10 May 2019 By Maggie Baska

Survey reveals ‘endemic’ prejudice, with many bosses claiming vegans follow fashion rather than a genuine belief 

Nearly half of vegan employees in the UK feel discriminated against by their employer, according to a new survey of workplace attitudes towards veganism.

Research by Crossland Employment Solicitors revealed two in five (45 per cent) felt discriminated against, while nearly a third (31 per cent) have felt harassed at work or unfairly treated due to their veganism.

It also said 71 per cent of bosses held the opinion that vegans “should just focus on their work”, and some vegans surveyed said they had been specifically told not to discuss their lifestyle with co-workers or customers.

The research surveyed 1,000 vegan employees and 1,000 bosses – which included CEOs, managing directors and company owners – about their experiences of being vegan and their opinion on vegans in the workplace.



A majority of the leaders (94 per cent) said it was wrong for vegans to push their beliefs onto others in the office, while 13 per cent said such behaviour could be distracting to other employees. 

Beverley Sunderland, managing director of Crossland Employment Solicitors, said the research showed prejudiced attitudes towards vegan workers were “endemic” among British employers, as well as demonstrating a lack of understanding of the Equality Act 2010.

“Veganism is likely to be covered [by the Equality Act] if a vegan has a genuinely held belief and not just an opinion or viewpoint,” Sunderland said.

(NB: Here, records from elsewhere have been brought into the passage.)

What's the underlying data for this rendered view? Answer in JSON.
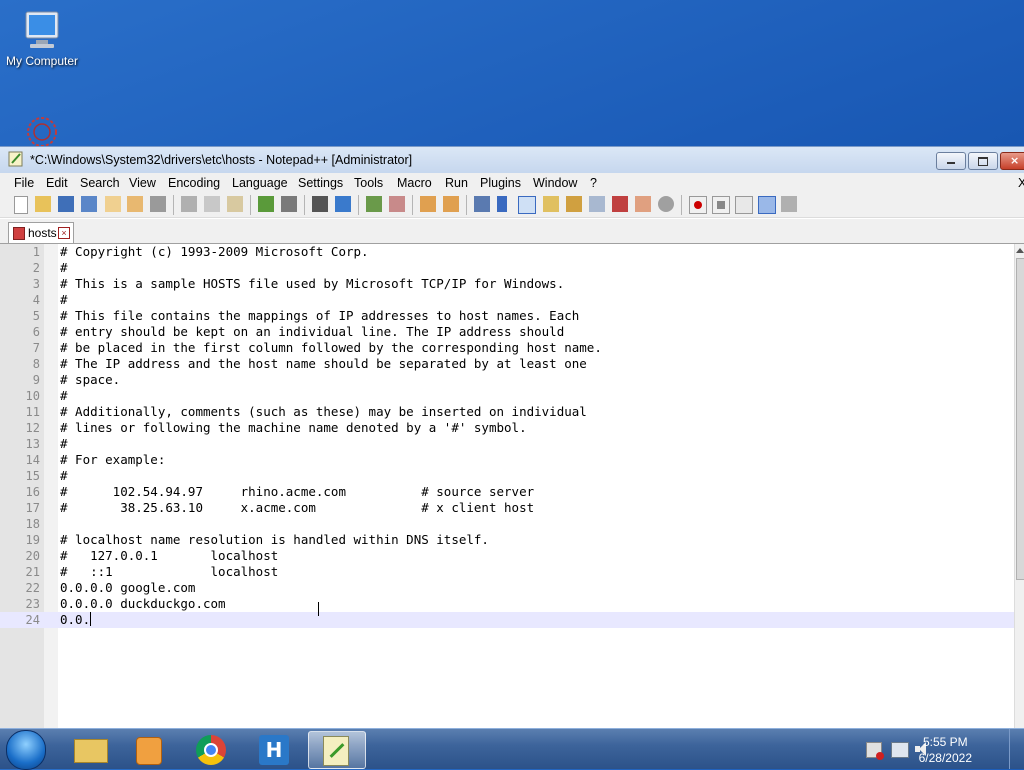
{
  "desktop": {
    "icons": [
      {
        "label": "My Computer",
        "icon": "computer-icon"
      },
      {
        "label": "",
        "icon": "recycle-bin-icon"
      }
    ]
  },
  "window": {
    "title": "*C:\\Windows\\System32\\drivers\\etc\\hosts - Notepad++ [Administrator]",
    "app_icon": "notepad-plus-plus-icon"
  },
  "menu": {
    "items": [
      "File",
      "Edit",
      "Search",
      "View",
      "Encoding",
      "Language",
      "Settings",
      "Tools",
      "Macro",
      "Run",
      "Plugins",
      "Window",
      "?"
    ],
    "close_x": "X"
  },
  "toolbar": {
    "icons": [
      "new-icon",
      "open-icon",
      "save-icon",
      "save-all-icon",
      "close-icon",
      "close-all-icon",
      "print-icon",
      "cut-icon",
      "copy-icon",
      "paste-icon",
      "undo-icon",
      "redo-icon",
      "find-icon",
      "replace-icon",
      "zoom-in-icon",
      "zoom-out-icon",
      "sync-v-icon",
      "sync-h-icon",
      "word-wrap-icon",
      "show-all-chars-icon",
      "indent-guide-icon",
      "doc-map-icon",
      "function-list-icon",
      "folder-workspace-icon",
      "monitoring-icon",
      "record-macro-icon",
      "stop-macro-icon",
      "play-macro-icon",
      "run-macro-multiple-icon",
      "save-macro-icon"
    ]
  },
  "tab": {
    "label": "hosts"
  },
  "editor": {
    "current_line": 24,
    "lines": [
      "# Copyright (c) 1993-2009 Microsoft Corp.",
      "#",
      "# This is a sample HOSTS file used by Microsoft TCP/IP for Windows.",
      "#",
      "# This file contains the mappings of IP addresses to host names. Each",
      "# entry should be kept on an individual line. The IP address should",
      "# be placed in the first column followed by the corresponding host name.",
      "# The IP address and the host name should be separated by at least one",
      "# space.",
      "#",
      "# Additionally, comments (such as these) may be inserted on individual",
      "# lines or following the machine name denoted by a '#' symbol.",
      "#",
      "# For example:",
      "#",
      "#      102.54.94.97     rhino.acme.com          # source server",
      "#       38.25.63.10     x.acme.com              # x client host",
      "",
      "# localhost name resolution is handled within DNS itself.",
      "#   127.0.0.1       localhost",
      "#   ::1             localhost",
      "0.0.0.0 google.com",
      "0.0.0.0 duckduckgo.com",
      "0.0."
    ]
  },
  "taskbar": {
    "items": [
      "start-orb-icon",
      "explorer-icon",
      "media-player-icon",
      "chrome-icon",
      "app-h-icon",
      "notepad-plus-plus-icon"
    ],
    "tray": [
      "action-center-icon",
      "network-icon",
      "volume-icon"
    ],
    "time": "5:55 PM",
    "date": "6/28/2022"
  }
}
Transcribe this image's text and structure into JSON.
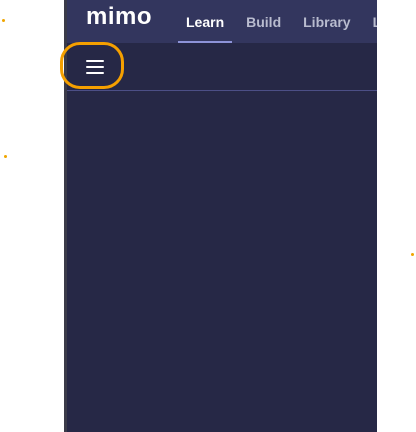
{
  "app": {
    "logo": "mimo"
  },
  "nav": {
    "tabs": [
      {
        "label": "Learn",
        "active": true
      },
      {
        "label": "Build",
        "active": false
      },
      {
        "label": "Library",
        "active": false
      },
      {
        "label": "Li",
        "active": false
      }
    ]
  },
  "toolbar": {
    "menu_icon": "hamburger-icon"
  },
  "colors": {
    "topbar_bg": "#33365e",
    "app_bg": "#262846",
    "highlight": "#f5a000"
  }
}
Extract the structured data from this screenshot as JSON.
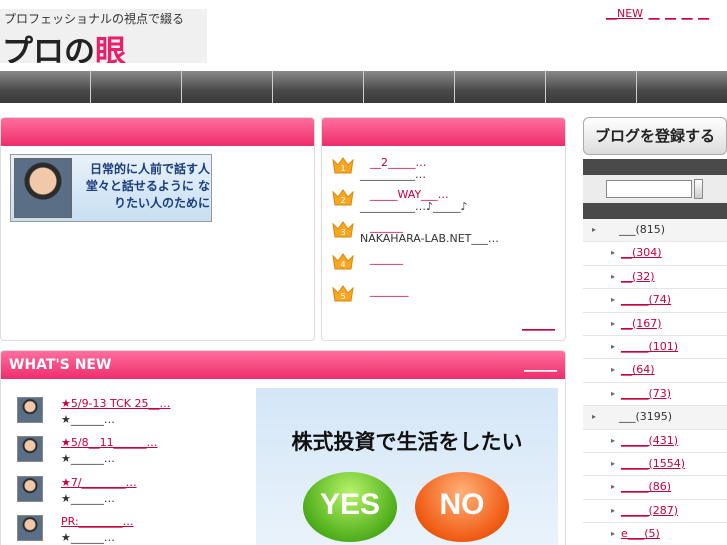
{
  "header": {
    "tagline": "プロフェッショナルの視点で綴る",
    "brand_main": "プロの",
    "brand_accent": "眼",
    "toplinks": [
      "__NEW",
      "__",
      "__",
      "__",
      "__"
    ]
  },
  "nav": {
    "items": [
      "",
      "",
      "",
      "",
      "",
      "",
      "",
      ""
    ]
  },
  "left_panel": {
    "title": "",
    "banner_text": "日常的に人前で話す人 堂々と話せるように なりたい人のために"
  },
  "ranking": {
    "title": "",
    "items": [
      {
        "rank": "1",
        "line1": "__2_____…",
        "line2": "__________…"
      },
      {
        "rank": "2",
        "line1": "_____WAY___…",
        "line2": "__________…♪_____♪"
      },
      {
        "rank": "3",
        "line1": "______",
        "line2": "NAKAHARA-LAB.NET___…"
      },
      {
        "rank": "4",
        "line1": "______",
        "line2": ""
      },
      {
        "rank": "5",
        "line1": "_______",
        "line2": ""
      }
    ],
    "more": "______"
  },
  "whats_new": {
    "title": "WHAT'S NEW",
    "more": "______",
    "items": [
      {
        "title": "★5/9-13 TCK 25__…",
        "sub": "★______…"
      },
      {
        "title": "★5/8__11______…",
        "sub": "★______…"
      },
      {
        "title": "★7/________…",
        "sub": "★______…"
      },
      {
        "title": "PR:________…",
        "sub": "★______…"
      }
    ],
    "promo": {
      "question": "株式投資で生活をしたい",
      "yes": "YES",
      "no": "NO"
    }
  },
  "sidebar": {
    "register_button": "ブログを登録する",
    "categories": [
      {
        "level": "top",
        "label": "___(815)"
      },
      {
        "level": "sub",
        "label": "__(304)"
      },
      {
        "level": "sub",
        "label": "__(32)"
      },
      {
        "level": "sub",
        "label": "_____(74)"
      },
      {
        "level": "sub",
        "label": "__(167)"
      },
      {
        "level": "sub",
        "label": "_____(101)"
      },
      {
        "level": "sub",
        "label": "__(64)"
      },
      {
        "level": "sub",
        "label": "_____(73)"
      },
      {
        "level": "top",
        "label": "___(3195)"
      },
      {
        "level": "sub",
        "label": "_____(431)"
      },
      {
        "level": "sub",
        "label": "_____(1554)"
      },
      {
        "level": "sub",
        "label": "_____(86)"
      },
      {
        "level": "sub",
        "label": "_____(287)"
      },
      {
        "level": "sub",
        "label": "e___(5)"
      }
    ]
  }
}
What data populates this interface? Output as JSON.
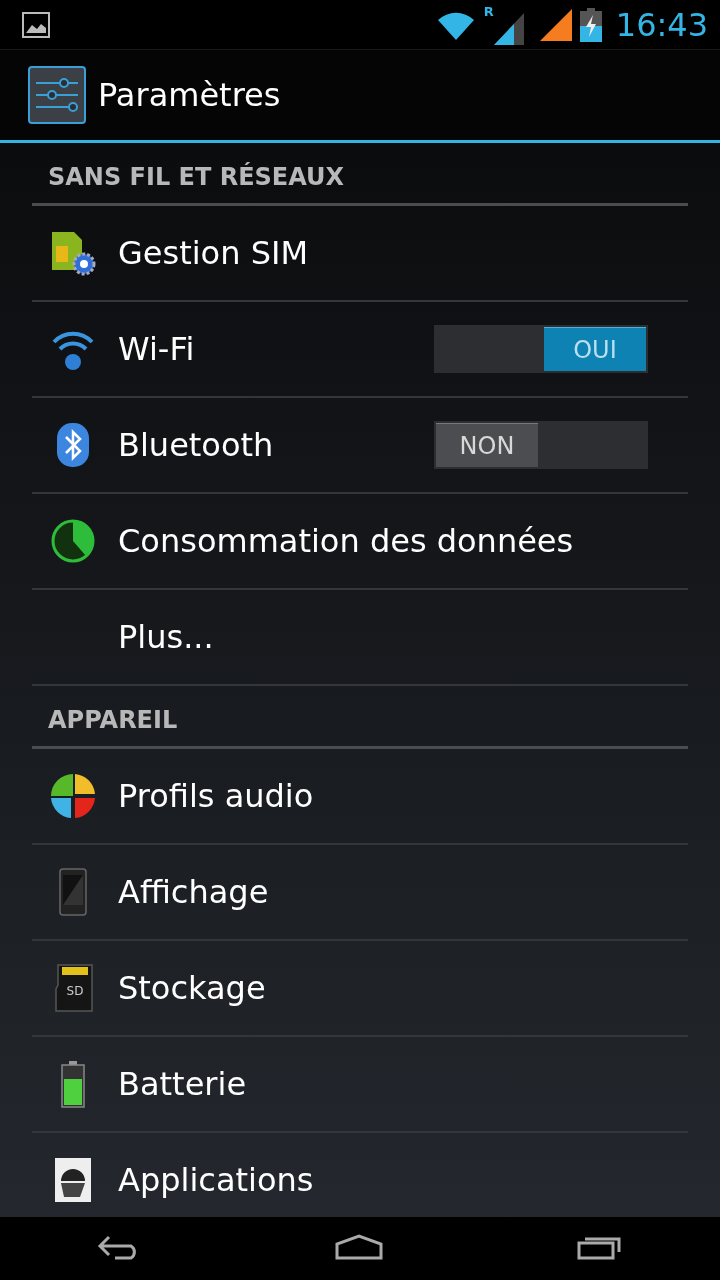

That belief, she pointed out, must be “cogent, serious and apply in an important aspect of human life or behaviour and be worthy of respect in a democratic society and not affect other people’s fundamental rights”.

While 63 per cent of bosses thought their vegan employees were “genuine” in wanting to address concerns around animal welfare or the environment, a quarter (24 per cent) believed employees who became vegan had done so because it was fashionable, to lose weight or to look good.

The research also found three-quarters (74 per cent) of leaders did not realise that philosophical beliefs were protected under the Equality Act and half (48 per cent) said they did nothing to accommodate vegan requirements at work, including catering or offering vegan office equipment, such as leather-free chairs, wool-free uniforms or toiletries that are not tested on animals.

Among employers who did accomodate for vegans, nearly a third (32 per cent) told the researchers it was costly or difficult to do so, and 21 per cent said it was “risky” to accommodate vegans in case they “get it wrong”.

Case law has already found that belief in man-made climate change is a philosophical belief – which means it falls under the Equality Act – and an employment tribunal set to be heard later this year could see veganism fall into the same category.

Jordi Casamitjana, who was dismissed from his role as head of policy and research at the League Against Cruel Sports (LACS), has claimed his dismissal amounted to discriminated against him because he was a vegan. Casamitjana, who described himself as an “ethical vegan”, said he was dismissed for disclosing LACS was investing its pension funds into firms involved in animal testing.

LACS said Casamitjana was dismissed for gross misconduct, and said to link his dismissal with issues pertaining to veganism was “factually wrong”.

Dr Jeanette Rowley, the Vegan Society’s vegan rights adviser, told People Management that because many vegans held deep convictions that met the criteria of a philosophical belief, employers should ensure they do everything they can to avoid both direct and indirect discrimination against vegan employees. 

“One simple measure that employers can take is to add ‘vegan’ to the list of denominations on equality monitoring forms so that vegans have the choice to participate in the collection of demographic data,” Rowley said. 

Rowley added veganism was an “excellent example” of a protected non-religious philosophical belief. As such, organisations’ equality and diversity guides should state the measures put in place for vegan employees in the same way they take religious beliefs into account.

Paul Holcroft, associate director at Croner, said the research highlighted that certain sections of the workforce were being targeted or harassed because of their beliefs, regardless of whether they were currently protected by discrimination legislation.

“While personal conversations are likely to crop up at work, remind your staff about appropriate communication and the need to avoid making colleagues feel picked on or segregated,” Holcroft said. “Employers can create a more accepting environment for vegans by ensuring they take their requirements into consideration in matters such as catering and uniforms, as they would for others such as vegetarians.”